Pointe-à-Pitre

Pointe-à-Pitre is the commercial and industrial capital of the island. Every day this noisy city is full of workers coming from outside. Though it is true, that the outskirts have nothing worthy, when you go into the old zone of Pointe-à-Pitre, you’ll discover its charm.

The most fervent admirers of Place de la Victorie, regret that the ancient park, where palm trees grew, and where high class children used to play, watched by their nannies, is now a parking place, after, in 1989, hurricane Hugo uprooted the trees. Hughes ordered the guillotine to be placed here, so the people could witness the bloody end of the condemned plantation owners. Now, visitors can enjoy the noise of the port, and the colonial buildings bordering the square, sitting down in one of the cafes. The square is open by La Darse side, from where ships depart to Marie - Galante and Les Saintes islands. An investment of twenty million dollars, has transformed the old warehouses of the dock at Centre St John Perse, into a modern cruiser station, with a hotel and many restaurants, as well as eighty shops.  

Behind the port, at the Rue Nozieres, is the Musée St John Perse (open from Monday to Saturday, entrance fee), a small museum at a restored colonial house, dedicated to the life and deeds of poet Alexis Saint-Leger, who was born in Guadeloupe in 1887, among a béké family, and better known by the name of St John Perse. Though he abandoned the island being 12 years old, and never came back, Perse idealized the Caribbean in his poetry, and in 1960, was granted the Nobel Prize for Literature.

Just one block from the port is Rue Frébault, the noisiest street in the city, plenty of shops, where salesclerks do not like bargaining; the opposite happens at Marché Couvert (covered market), where women bargain graciously.

Close to the market, at Rue Peyner, is the Musée Schoelcher (open from Monday to Saturday, entrance fee), dedicated to the figure of Victor Schoelcher, a French politician that fought bravely against slavery in the French Antilles, and that signed the decree abolishing slavery, definitively, in 1848. Back to Place de la Victorie, turn to the left by Rue Nozieres, and, you will immediately find the Marché aux Fleurs (flowers market), in front of which is the impressive St. Pierre et St. Paul basilica.

Exploring Grande-Terre
In Grande-Terre, the plain landscape of sugar fields, permits, once in a while, to see the silhouette of a huge sugar stone mill, and some mango of thick and green foliage. However, if you leave Pointe-à-Pitre, by the N4, the south coast highway, after only 3 km. you’ll reach Bas-du-Fort, one of the biggest sporting ports in the Caribbean. At the hillside behind the port, is Fort Fleur-d’Épée (open daily, free entrance), a fort built with coral in the XVIII century.

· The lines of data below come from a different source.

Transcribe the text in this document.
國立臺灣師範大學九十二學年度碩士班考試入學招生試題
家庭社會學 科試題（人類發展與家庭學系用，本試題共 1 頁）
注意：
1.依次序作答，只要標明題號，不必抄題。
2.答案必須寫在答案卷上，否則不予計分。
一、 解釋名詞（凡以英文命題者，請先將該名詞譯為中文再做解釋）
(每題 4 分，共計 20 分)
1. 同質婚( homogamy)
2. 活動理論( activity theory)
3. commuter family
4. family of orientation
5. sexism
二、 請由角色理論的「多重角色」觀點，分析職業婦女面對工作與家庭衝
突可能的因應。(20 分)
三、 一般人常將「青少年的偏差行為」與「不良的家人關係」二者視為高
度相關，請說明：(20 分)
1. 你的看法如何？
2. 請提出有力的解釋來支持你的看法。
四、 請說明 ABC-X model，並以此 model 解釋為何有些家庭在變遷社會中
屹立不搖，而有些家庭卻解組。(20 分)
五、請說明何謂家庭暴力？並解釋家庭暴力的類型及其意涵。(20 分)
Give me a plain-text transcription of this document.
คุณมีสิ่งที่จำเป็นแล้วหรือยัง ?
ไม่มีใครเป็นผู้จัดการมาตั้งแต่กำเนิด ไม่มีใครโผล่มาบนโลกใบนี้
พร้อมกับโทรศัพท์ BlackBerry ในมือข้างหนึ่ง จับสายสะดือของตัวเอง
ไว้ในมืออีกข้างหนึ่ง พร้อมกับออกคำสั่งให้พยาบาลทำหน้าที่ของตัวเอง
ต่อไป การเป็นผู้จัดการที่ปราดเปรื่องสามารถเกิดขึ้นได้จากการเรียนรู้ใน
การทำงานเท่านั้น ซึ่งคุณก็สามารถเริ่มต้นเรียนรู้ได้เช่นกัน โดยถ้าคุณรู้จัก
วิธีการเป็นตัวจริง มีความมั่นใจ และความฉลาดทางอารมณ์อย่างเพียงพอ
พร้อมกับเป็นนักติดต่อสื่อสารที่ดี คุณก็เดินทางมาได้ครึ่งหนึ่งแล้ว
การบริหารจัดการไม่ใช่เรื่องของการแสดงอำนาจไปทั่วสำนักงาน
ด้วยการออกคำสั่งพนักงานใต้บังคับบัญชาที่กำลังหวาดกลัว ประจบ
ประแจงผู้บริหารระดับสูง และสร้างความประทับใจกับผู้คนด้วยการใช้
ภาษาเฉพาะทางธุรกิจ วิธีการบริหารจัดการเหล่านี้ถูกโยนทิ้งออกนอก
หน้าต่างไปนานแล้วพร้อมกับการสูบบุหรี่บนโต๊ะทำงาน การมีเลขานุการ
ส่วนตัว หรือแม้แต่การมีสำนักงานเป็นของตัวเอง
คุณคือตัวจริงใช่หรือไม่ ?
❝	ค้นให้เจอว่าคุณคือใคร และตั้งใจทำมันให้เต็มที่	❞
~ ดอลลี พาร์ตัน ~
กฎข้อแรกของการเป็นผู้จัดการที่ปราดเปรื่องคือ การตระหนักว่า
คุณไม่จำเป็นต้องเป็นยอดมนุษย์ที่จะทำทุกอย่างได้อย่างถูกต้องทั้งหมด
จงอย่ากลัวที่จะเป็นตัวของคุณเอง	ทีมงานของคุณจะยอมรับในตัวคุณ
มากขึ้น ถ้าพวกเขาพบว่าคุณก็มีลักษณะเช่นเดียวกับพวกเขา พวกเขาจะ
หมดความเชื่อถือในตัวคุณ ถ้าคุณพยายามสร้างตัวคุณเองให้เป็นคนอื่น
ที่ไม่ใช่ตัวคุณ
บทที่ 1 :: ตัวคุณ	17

Another 3 km, will take you to Le Gosier, the major tourism center in Guadeloupe. Here you will find endless small family restaurants; maybe the service is a little bit slow, but without doubt, a Ti punch (a mixture of rum and sugar cane syrup) will make waiting pleasant. This is the authentic Guadeloupe. By night, the city is very lively with the sound of zouk.

There are many white sand beaches along the Atlantic southern coast, but in the small town of Guadeloupe, 14 km. east of Le Gosier, is one of the best of the island. If you go on 14 km. to the east, you’ll reach St Francois. This place was, until recently, a little fishermen village. Now, has its own airport for small private planes, and the only golf field in Guadeloupe, apart from many resorts and a port, from where ferries depart regularly to the island of La Desirade, 10 km. far away. A narrow road leads you from St. Francois to Pointe des Châteaux, the eastern point of the island. The Caribbean and Atlantic waters join in this primitive landscape, where waves burst against the rocks. Since 1951, a huge white cross emerges at the top of this promontory, from which you can see spectacular views.

Precolumbine Treasures
Back to N5, the highway going north, drive 13 km, and you’ll reach Le Moule, a port city that used to be Guadeloupe’s capital, and in the beach you’ll find lots of bars and restaurants to enjoy a rum cocktail, or a good sea food dish. Nearby is the town of La Rosette, and the Musée Archeologique Edgar Clerc (open from Monday to Saturday; close at noon, entrance fee), where one of the most important archaeological collections of pre-columbian objects of the Caribbean, is exposed. The building was designed by Jack Berthelot, one of the most important figures of the independence movement in Guadeloupe, and who died in 1984, in a car bomb attack.

If you are looking for quiet and lonely coves, there are some along the north coast. But if you decide to go to Pointe de la Grande Vigie, in the northern end of the island, you better take N8, the inner highway taking to the north through a hawthorns and acacias landscape.

Back to Pointe-à-Pitre, stop at Morne-à-l’Eau, a town where is one of the most beautiful graveyards in the Caribbean, a real death’s city with funeral palaces. In November, the day of All the Saints, lots of candles light the night at such magic place.